Kit’s heart speeded – he’d come back! Now she could say, at last, what she’d meant to say. Her delight lasted no more than a moment. ‘Woman this time. I suppose you’ll want more lamps again,’ said the jailer grudgingly, with the resentment of one who’d never been handsome enough for his courting to benefit from illumination. Bianca Castellano climbed down the rope. Kit hurried to help her. ‘You shouldn’t be here.’

‘Nor should you. I told you not to challenge Taylor.’

‘It needed doing. Where is Christiana?’

‘With Marta, the innkeeper’s wife at the Gasthof. She is kind. She has taken to Christiana – she lost six of her own. And Andrea, her husband, has given me employment at the inn.’

‘Mary and Joseph,’ exclaimed Kit, ‘he doesn’t let you serve those jackals, does he?’

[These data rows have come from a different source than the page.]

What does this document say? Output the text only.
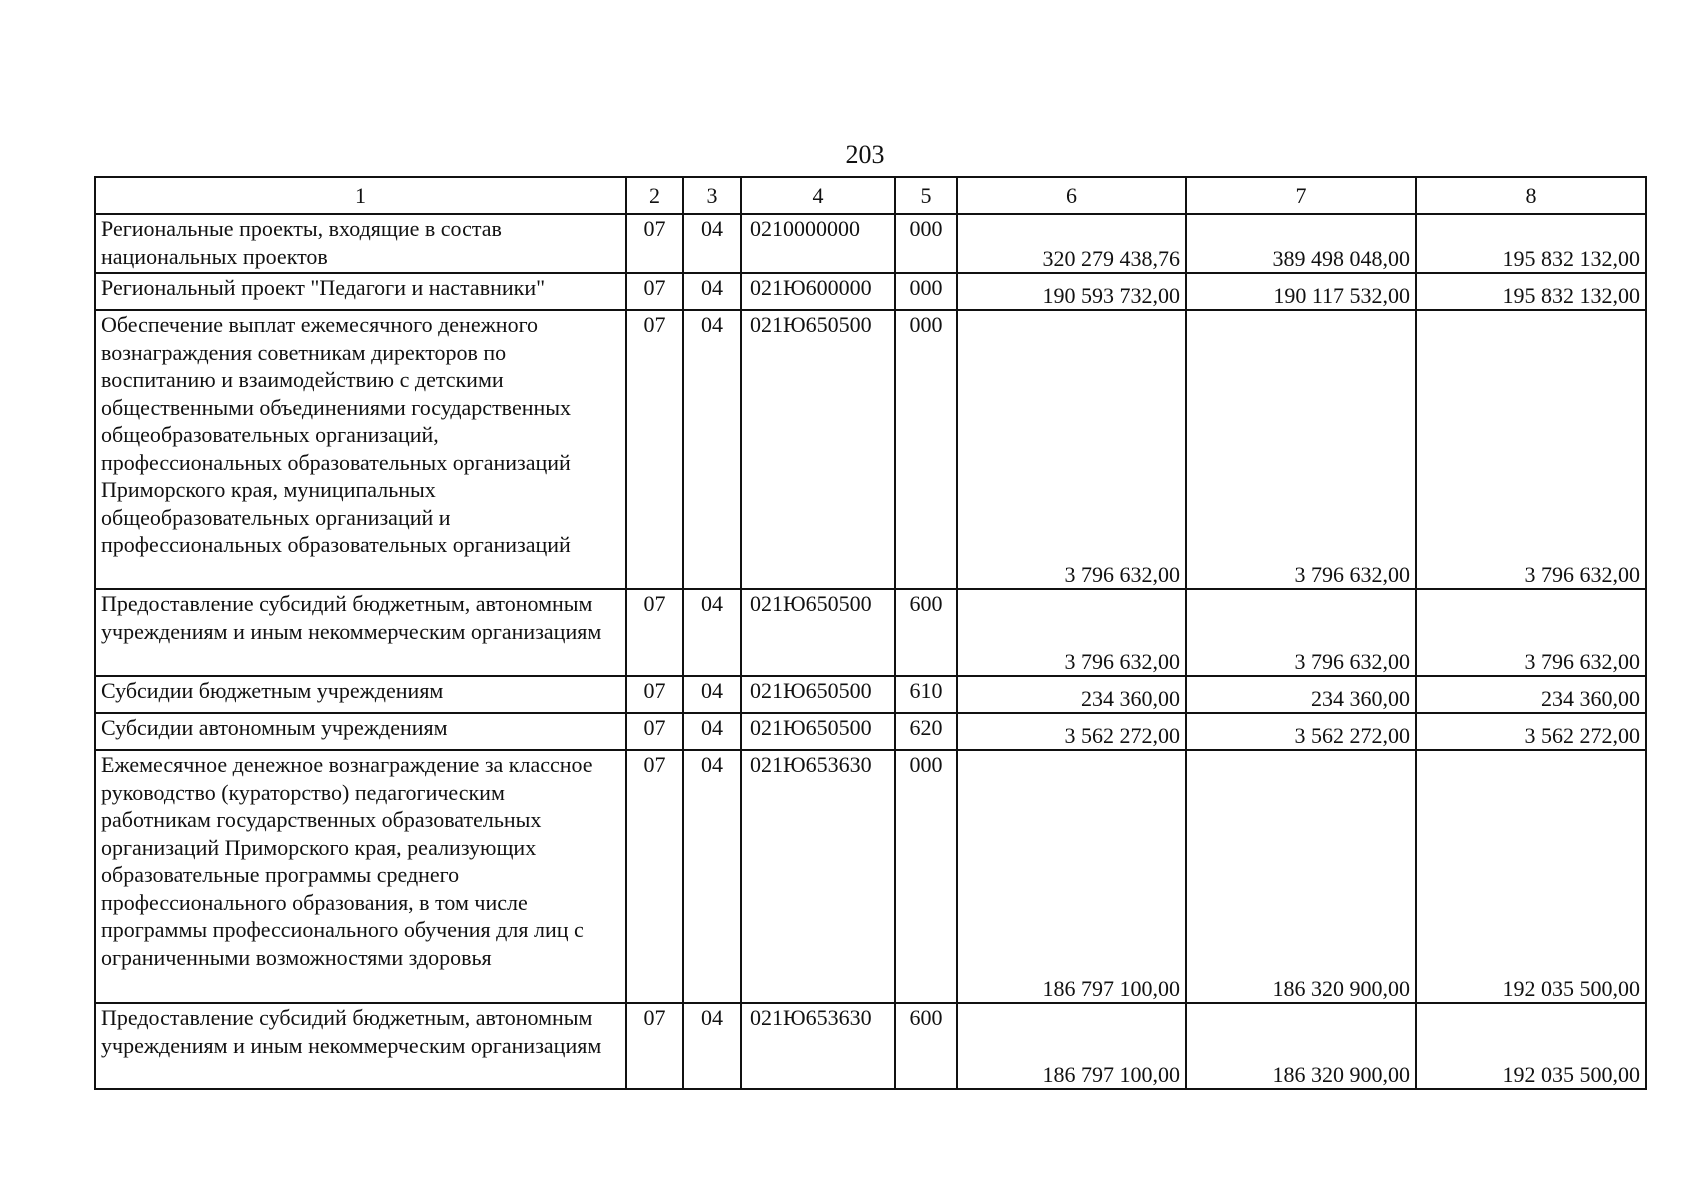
203
1	2	3	4	5	6	7	8
Региональные проекты, входящие в состав национальных проектов	07	04	0210000000	000	320 279 438,76	389 498 048,00	195 832 132,00
Региональный проект "Педагоги и наставники"	07	04	021Ю600000	000	190 593 732,00	190 117 532,00	195 832 132,00
Обеспечение выплат ежемесячного денежного вознаграждения советникам директоров по воспитанию и взаимодействию с детскими общественными объединениями государственных общеобразовательных организаций, профессиональных образовательных организаций Приморского края, муниципальных общеобразовательных организаций и профессиональных образовательных организаций	07	04	021Ю650500	000	3 796 632,00	3 796 632,00	3 796 632,00
Предоставление субсидий бюджетным, автономным учреждениям и иным некоммерческим организациям	07	04	021Ю650500	600	3 796 632,00	3 796 632,00	3 796 632,00
Субсидии бюджетным учреждениям	07	04	021Ю650500	610	234 360,00	234 360,00	234 360,00
Субсидии автономным учреждениям	07	04	021Ю650500	620	3 562 272,00	3 562 272,00	3 562 272,00
Ежемесячное денежное вознаграждение за классное руководство (кураторство) педагогическим работникам государственных образовательных организаций Приморского края, реализующих образовательные программы среднего профессионального образования, в том числе программы профессионального обучения для лиц с ограниченными возможностями здоровья	07	04	021Ю653630	000	186 797 100,00	186 320 900,00	192 035 500,00
Предоставление субсидий бюджетным, автономным учреждениям и иным некоммерческим организациям	07	04	021Ю653630	600	186 797 100,00	186 320 900,00	192 035 500,00
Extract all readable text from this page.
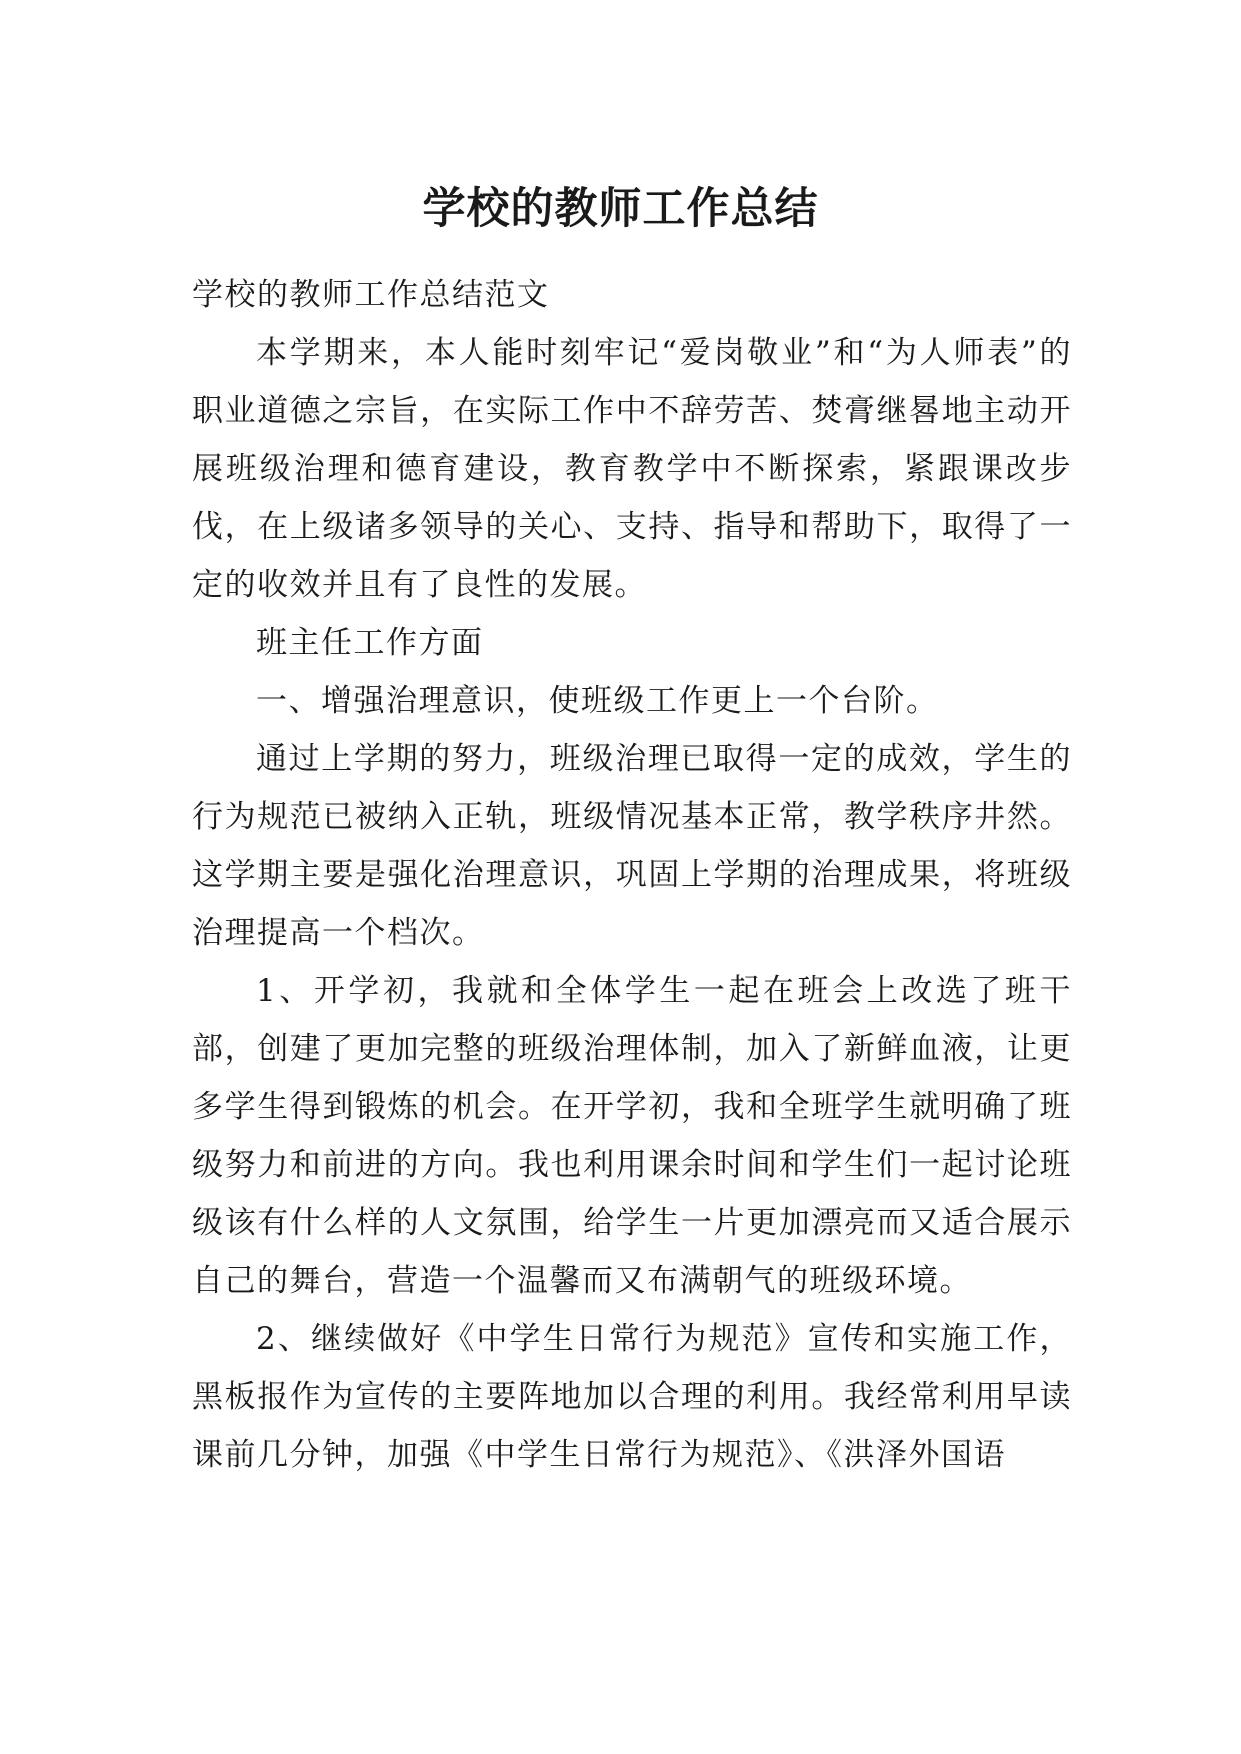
学校的教师工作总结

学校的教师工作总结范文

本学期来，本人能时刻牢记“爱岗敬业”和“为人师表”的职业道德之宗旨，在实际工作中不辞劳苦、焚膏继晷地主动开展班级治理和德育建设，教育教学中不断探索，紧跟课改步伐，在上级诸多领导的关心、支持、指导和帮助下，取得了一定的收效并且有了良性的发展。

班主任工作方面

一、增强治理意识，使班级工作更上一个台阶。

通过上学期的努力，班级治理已取得一定的成效，学生的行为规范已被纳入正轨，班级情况基本正常，教学秩序井然。这学期主要是强化治理意识，巩固上学期的治理成果，将班级治理提高一个档次。

1、开学初，我就和全体学生一起在班会上改选了班干部，创建了更加完整的班级治理体制，加入了新鲜血液，让更多学生得到锻炼的机会。在开学初，我和全班学生就明确了班级努力和前进的方向。我也利用课余时间和学生们一起讨论班级该有什么样的人文氛围，给学生一片更加漂亮而又适合展示自己的舞台，营造一个温馨而又布满朝气的班级环境。

2、继续做好《中学生日常行为规范》宣传和实施工作，黑板报作为宣传的主要阵地加以合理的利用。我经常利用早读课前几分钟，加强《中学生日常行为规范》、《洪泽外国语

‘Marta won’t let them near me.’

Kit smiled. ‘Don’t let Andrea take all of your money.’

‘I’ve hidden it.’

‘Good girl. Bianca …’ Could she tell Bianca that by tomorrow she would be packed off to Ireland, and that was if she was lucky? She did not know what punishments awaited a woman who had made a fool of the English Army, of the great Marlborough himself. She might spend all her days in a cell like this one. So she held her tongue and studied her visitor.

Bianca looked better, and fuller in the face, and had something of her old spirit. She was in a new gown, much mended, but clean. Her hair was brushed and neatly braided. But she had an air of excitement and agitation, and looked about her as if hunted. ‘What is it?’ asked Kit. ‘Not Taylor?’

‘No.’ She shook her head. ‘He has not been near me. I hear he’s lost the use of his arm, though, so he cannot for the moment fight.’
Nor pin me down
again
was the unspoken line.

‘Then what?’

‘It’s just …’ She fixed Kit with her great eyes. ‘I have found your brother. I have found Richard Walsh.’

Kit’s world somersaulted. Joy and fear gripped her innards; the physical sickness of something she’d been longing for coming to pass. She stared at Bianca, for some moments hardly breathing, hardly moving. Then she breathed out all the air that was in her lungs. Time to shed her skin.